How to convert flash video to html5?
November 11, 2015 11:59 AM   Subscribe

I need help switching our web videos from Flash only to html5 friendly.

We offer online classes that I set up as Flash videos. Now that everyone uses iPads, I'd like to switch these videos over to ones that will work without Flash. I have written the html so that the Flash should come up as a last resort (as found here at Webmonkey). I've been having two problems.

The first is that both Flash and the html5 compliant video are both showing up on the page. The Flash was originally set up to play on its own and no matter what I do, it always shows up. So I thought I would just use a flash player.

This leads to the second problem… finding a free flash player. I've tried JWPlayer, Flowplayer, VideoJS and a few others but I'm not having luck in either understanding how to get it to work or finding an option where they don't host my videos for a fee (I want to host them myself).

Sorry if this is confusing; this is not my area of expertise. I'm just looking for some fresh ideas/education that can keep me occupied and not pulling out my hair.
posted by jabo to Computers & Internet (3 answers total) 4 users marked this as a favorite
 
Best answer: What about displaying the HTML5 vid only and have a small JS "switch" to toggle between the HTML5 and Flash player if needed? Hide a div for example. You might want to test whether both players get loaded or just one (which would be the preferred way). You could also display just the code for either of the formats using some JS (of course there is a script for that: mediaelement.js).
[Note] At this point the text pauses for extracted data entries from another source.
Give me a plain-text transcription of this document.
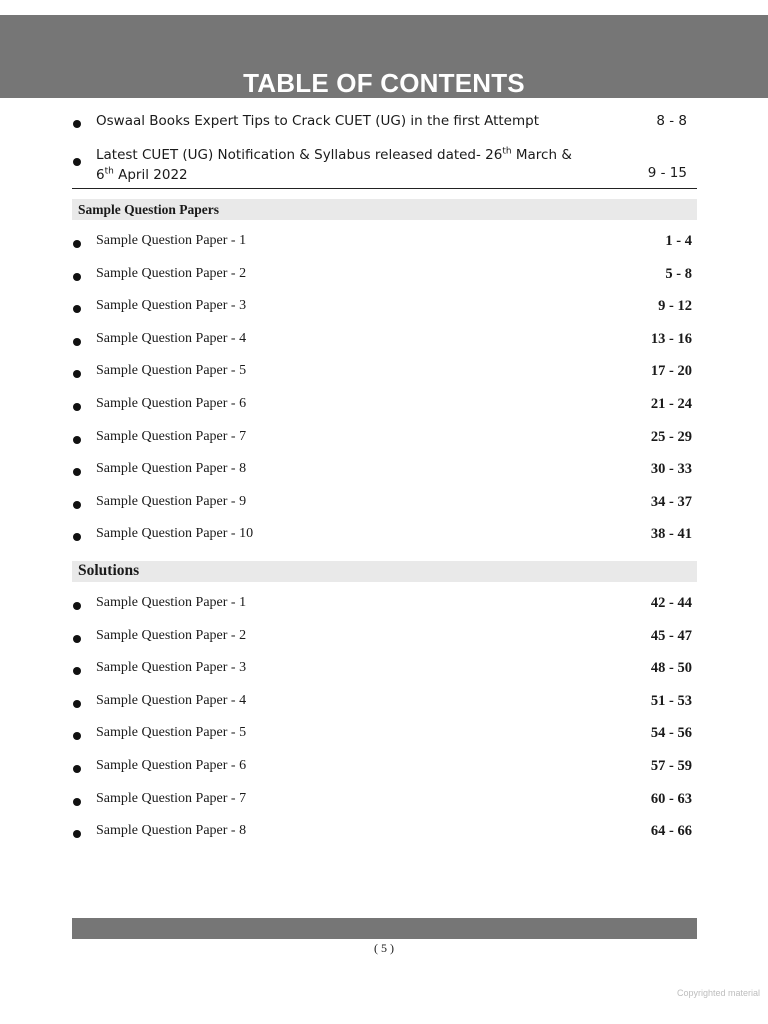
TABLE OF CONTENTS
Oswaal Books Expert Tips to Crack CUET (UG) in the first Attempt	8 - 8
Latest CUET (UG) Notification & Syllabus released dated- 26th March &
6th April 2022	9 - 15
Sample Question Papers
Sample Question Paper - 1	1 - 4
Sample Question Paper - 2	5 - 8
Sample Question Paper - 3	9 - 12
Sample Question Paper - 4	13 - 16
Sample Question Paper - 5	17 - 20
Sample Question Paper - 6	21 - 24
Sample Question Paper - 7	25 - 29
Sample Question Paper - 8	30 - 33
Sample Question Paper - 9	34 - 37
Sample Question Paper - 10	38 - 41
Solutions
Sample Question Paper - 1	42 - 44
Sample Question Paper - 2	45 - 47
Sample Question Paper - 3	48 - 50
Sample Question Paper - 4	51 - 53
Sample Question Paper - 5	54 - 56
Sample Question Paper - 6	57 - 59
Sample Question Paper - 7	60 - 63
Sample Question Paper - 8	64 - 66
( 5 )
Copyrighted material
Also this article might help.It's similar to the webmonkey one but has a lot of more details, which could help you troubleshoot.

There is also this online tool to get your the right code for HTML&Flash (in the form of flowplayer).

Other than that I might need more information. E.g.: Which browser is affected? Can you show or provide some source code or even an exemplary html-file online (you can message me here). I assume that you already have a swf and the HTML5 video-files (ogg, webm, mp4)? They are hosted on your server?
posted by KMB at 12:58 PM on November 11, 2015 [1 favorite]


That Webmonkey article was written in 2010, and is a bit out of date. You don't really need ogg, swf, or webm files anymore, because all modern browsers (IE9, IE10, IE11, Firefox, Chrome, Safari, iOS Safari, Android 4.4 Stock Browser, Blackberry’s browser, Opera Mobile, Chrome for Android, Firefox for Android and Internet Explorer Mobile 10) will play a h.264 encoded MP4, and all the old browsers just need a flash player to play the MP4. Here is an article or skip right to the github project that includes a free flash player for rolling your own html5 video with flash fallback.
posted by 2ghouls at 9:08 PM on November 11, 2015


Why not just upload the videos to YouTube and embed them on your page? That would be simplest and most effective, I think. YouTube will take care of everything for you.